The overall appearance of the house is an irregular mix of curved and angular forms, which combine to create a structure that speaks of permanence and massiveness. As a three-storey single family home, the structure would have been a very impressive status symbol, and would have stood out from the surrounding houses both because of its darker brick-and-stone construction and for it asymmetricality.
Use
The structure was build c. 1890 as a single-family home. In an interesting legal arrangement, it was sold by Thomas H. Russell, through a middle man, to Mary K. Russell for $1. After this transfer of ownership, the building did not change hands until 1928, when Yale University bought it from Mary K. Russell. The University sold the property to Louis M. Cantor of New Hampshire in 1945, who in turn sold it in 1958 to Adam J. Sasorski. Sasorski converted the home into mixed-use apartment housing and office space, an arrangement that has persisted to this day.

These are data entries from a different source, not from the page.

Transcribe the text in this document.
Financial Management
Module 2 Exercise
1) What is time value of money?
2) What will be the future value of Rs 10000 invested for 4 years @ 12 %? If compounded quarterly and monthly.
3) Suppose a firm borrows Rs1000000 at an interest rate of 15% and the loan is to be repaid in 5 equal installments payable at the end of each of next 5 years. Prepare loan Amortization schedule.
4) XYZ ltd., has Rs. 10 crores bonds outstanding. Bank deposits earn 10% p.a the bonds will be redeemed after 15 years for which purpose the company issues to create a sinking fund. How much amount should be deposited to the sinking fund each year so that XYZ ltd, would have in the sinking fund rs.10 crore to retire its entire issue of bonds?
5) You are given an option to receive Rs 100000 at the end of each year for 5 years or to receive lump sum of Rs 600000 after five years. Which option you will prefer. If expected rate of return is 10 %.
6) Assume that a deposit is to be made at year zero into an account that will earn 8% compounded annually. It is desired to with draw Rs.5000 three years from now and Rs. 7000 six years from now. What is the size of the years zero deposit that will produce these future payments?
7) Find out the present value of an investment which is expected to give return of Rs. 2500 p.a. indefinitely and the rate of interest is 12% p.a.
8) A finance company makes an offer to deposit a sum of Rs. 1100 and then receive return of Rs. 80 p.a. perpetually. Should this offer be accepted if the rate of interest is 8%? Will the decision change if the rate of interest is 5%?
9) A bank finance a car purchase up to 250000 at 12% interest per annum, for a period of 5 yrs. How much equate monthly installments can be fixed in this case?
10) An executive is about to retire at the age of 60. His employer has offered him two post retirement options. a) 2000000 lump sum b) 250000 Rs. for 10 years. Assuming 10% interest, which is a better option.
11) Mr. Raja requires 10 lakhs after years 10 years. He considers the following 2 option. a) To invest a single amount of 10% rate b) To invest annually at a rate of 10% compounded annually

Sasorski, in 1965, sold the property to its last recorded owners, Rhoda Pesty and Donald Cole, investors from outside the New Haven area who have subsequently renovated the structure to bring it up to code for use as a commercial/residential property, including fire escapes and insulation. Today its first two floors and basement serve as office space for eight psychologists, occupational therapists, and mental health counselors. Its third floor is divided into three apartments. The interior space does not retain a home-like feel, but rather evokes a dark, closed warren of offices with little common space.
Though today the structure does not retain its former glory as the extravagant home of a wealthy New Haven resident, it remains an important and imposing presence in its neighborhood. Its mixed-used character proves that as a structure, it can adapt to new city circumstances, while at the same time its exterior visual character has remained relatively unchanged since the late 19th century.